Bad catechesis, ‘pop’ theology, and Bible verses taken out of context have led some to believe the notion that God does not hear the prayers of those in major sin. Is that really true? The answer, as it turns out, is more nuanced.
“We know that God does not listen to sinners, but if one is devout and does his will, he listens to him.” – John 9:31
The episode of Christ healing the born-blind Celidonius has the general theme that God’s attention is tuned towards the prayers of those who follow Him, and less so towards the prayers of those who are against Him. If taken literally, it would mean God never hears our prayers, as we are all sinners.
The statement “God does not hear the prayers of those in sin” is a kind of straw man. A more apt phrasing would be to say “God does not hear the prayers of those in sin, except when made in repentance or when it will it lead to repentance.”
“The LORD is far from the wicked, but hears the prayer of the just.” – Proverbs 15:29
The crux of the argument is that your prayers are futile if you repent with a conscience full of evil. If you are not receptive to penance you’re not “of the just,” and your prayers – while heard by God – would not be efficacious for obtaining grace and salvation as they are not made in perfect contrition. This is a sentiment seen from the earliest days of the Church. In the Didache it is written as:
“In the church you shall acknowledge your transgressions, and you shall not come near for your prayer with an evil conscience.”

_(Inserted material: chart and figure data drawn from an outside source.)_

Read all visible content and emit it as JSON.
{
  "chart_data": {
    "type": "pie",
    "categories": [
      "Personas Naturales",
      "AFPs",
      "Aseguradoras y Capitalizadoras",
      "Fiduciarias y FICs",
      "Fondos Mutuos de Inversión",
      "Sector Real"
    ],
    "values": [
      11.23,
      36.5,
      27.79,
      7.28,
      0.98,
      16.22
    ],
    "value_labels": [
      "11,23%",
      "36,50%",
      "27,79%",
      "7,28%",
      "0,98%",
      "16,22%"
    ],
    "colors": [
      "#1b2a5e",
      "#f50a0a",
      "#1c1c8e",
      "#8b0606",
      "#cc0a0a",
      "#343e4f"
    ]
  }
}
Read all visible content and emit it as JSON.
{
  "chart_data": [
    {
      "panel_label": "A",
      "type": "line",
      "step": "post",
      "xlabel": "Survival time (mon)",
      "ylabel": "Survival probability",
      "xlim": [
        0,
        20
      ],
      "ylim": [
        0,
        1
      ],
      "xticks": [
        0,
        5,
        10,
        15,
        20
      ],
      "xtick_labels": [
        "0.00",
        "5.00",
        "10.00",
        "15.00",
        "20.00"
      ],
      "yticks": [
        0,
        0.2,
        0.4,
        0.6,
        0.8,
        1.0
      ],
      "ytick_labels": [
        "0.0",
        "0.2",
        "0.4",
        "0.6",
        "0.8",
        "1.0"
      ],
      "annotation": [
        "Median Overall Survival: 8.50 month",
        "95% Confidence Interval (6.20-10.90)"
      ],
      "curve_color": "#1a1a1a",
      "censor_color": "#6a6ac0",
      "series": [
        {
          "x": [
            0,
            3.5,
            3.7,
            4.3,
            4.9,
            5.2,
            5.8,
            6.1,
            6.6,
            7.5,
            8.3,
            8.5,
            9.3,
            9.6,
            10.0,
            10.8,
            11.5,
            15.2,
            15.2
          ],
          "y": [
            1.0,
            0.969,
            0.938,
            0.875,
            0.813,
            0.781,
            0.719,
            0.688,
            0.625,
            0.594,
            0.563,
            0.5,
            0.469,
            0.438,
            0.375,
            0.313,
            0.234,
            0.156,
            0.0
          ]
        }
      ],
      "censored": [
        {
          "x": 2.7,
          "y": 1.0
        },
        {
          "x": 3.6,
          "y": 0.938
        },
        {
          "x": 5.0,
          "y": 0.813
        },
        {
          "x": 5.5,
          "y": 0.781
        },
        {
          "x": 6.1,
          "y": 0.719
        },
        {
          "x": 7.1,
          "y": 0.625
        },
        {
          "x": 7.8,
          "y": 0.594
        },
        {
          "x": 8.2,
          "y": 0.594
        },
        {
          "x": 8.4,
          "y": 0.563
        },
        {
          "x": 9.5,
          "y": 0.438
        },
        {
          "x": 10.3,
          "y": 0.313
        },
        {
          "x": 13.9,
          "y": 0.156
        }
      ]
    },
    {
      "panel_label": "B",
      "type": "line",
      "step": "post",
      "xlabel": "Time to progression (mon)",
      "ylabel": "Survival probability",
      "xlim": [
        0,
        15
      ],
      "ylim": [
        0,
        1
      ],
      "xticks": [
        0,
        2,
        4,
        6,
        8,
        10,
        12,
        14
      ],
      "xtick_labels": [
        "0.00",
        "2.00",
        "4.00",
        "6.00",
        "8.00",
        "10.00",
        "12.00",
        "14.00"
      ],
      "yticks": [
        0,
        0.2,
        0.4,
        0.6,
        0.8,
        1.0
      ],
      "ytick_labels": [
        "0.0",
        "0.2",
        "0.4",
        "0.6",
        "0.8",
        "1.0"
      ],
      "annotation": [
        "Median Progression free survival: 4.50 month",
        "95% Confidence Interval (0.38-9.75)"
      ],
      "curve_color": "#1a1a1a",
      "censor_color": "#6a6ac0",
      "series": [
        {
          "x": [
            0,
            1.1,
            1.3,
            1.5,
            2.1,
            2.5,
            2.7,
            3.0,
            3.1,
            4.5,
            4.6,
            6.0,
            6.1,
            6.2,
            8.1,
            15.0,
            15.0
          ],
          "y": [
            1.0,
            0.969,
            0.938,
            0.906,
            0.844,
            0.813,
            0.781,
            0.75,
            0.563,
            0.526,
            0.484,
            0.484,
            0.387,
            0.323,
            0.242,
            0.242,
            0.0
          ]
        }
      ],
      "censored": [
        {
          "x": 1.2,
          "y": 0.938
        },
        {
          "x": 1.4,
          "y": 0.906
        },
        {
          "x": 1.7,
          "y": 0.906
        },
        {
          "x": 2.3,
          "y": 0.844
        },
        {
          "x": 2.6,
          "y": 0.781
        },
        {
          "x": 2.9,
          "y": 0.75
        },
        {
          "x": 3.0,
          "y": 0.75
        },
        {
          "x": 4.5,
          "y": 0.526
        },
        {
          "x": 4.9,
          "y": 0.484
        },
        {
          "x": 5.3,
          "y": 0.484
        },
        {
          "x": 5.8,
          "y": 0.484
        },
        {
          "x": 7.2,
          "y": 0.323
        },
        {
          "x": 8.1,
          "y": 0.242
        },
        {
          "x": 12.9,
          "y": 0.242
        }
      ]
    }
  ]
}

The Catechism of the Council of Trent succinctly explains the nuances between the prayer of the impenitent and the prayer of sinners:
The Prayer of the Impenitent
“The last degree is that of those who not only do not repent of their sins and enormities, but, adding crime to crime, dare frequently to ask pardon of God for those sins, in which they are resolved to continue. With such dispositions they would not presume to ask pardon from their fellow-man. The prayer of such sinners is not heard by God. It is recorded of Antiochus: Then this wicked man prayed to the Lord, of whom he was not to obtain mercy. Whoever lives in this deplorable condition should be vehemently exhorted to wean himself from all affection to sin, and to return to God in good earnest and from the heart.”
The Prayer of Sinners
“Another degree of prayer is that of those who are weighed down by the guilt of mortal sin, but who strive, with what is called dead faith, to raise themselves from their condition and to ascend to God. But, in consequence of their languid state and the extreme weakness of their faith, they cannot raise themselves from the earth. Recognising their crimes and stung with remorse of conscience, they bow themselves down with humility, and, far as they are removed from God, implore of Him with penitential sorrow, the pardon of their sins and the peace of reconciliation. The prayers of such persons are not rejected by God, but are heard by Him. Nay, in His mercy, He generously invites such as these to have recourse to Him, saying: Come to me, all you that labour, and are heavily laden, and I will refresh you, of this class was the publican, who, though he did not dare to raise his eyes towards heaven, left the Temple, as (our Lord) declares, more justified than the Pharisee.”
In his Summa, Thomas Aquinas explains the distinction that although prayers from sinners are not meritorius – not deserving of being heard as they are made by sinners, they are impetrative because a state of grace is not required for God to answer persistent, pious prayers to impetrate the things necessary for salvation.
“Accordingly when a sinner prays for something as sinner, i.e. in accordance with a sinful desire, God hears him not through mercy. On the other hand God hears the sinner’s prayer if it proceed from a good natural desire, not out of justice, because the sinner does not merit to be heard, but out of pure mercy, provided however he fulfil the four conditions given above, namely, that he beseech for himself things necessary for salvation, piously and perseveringly.” – Summa Theologiae, q. 83, a. 16.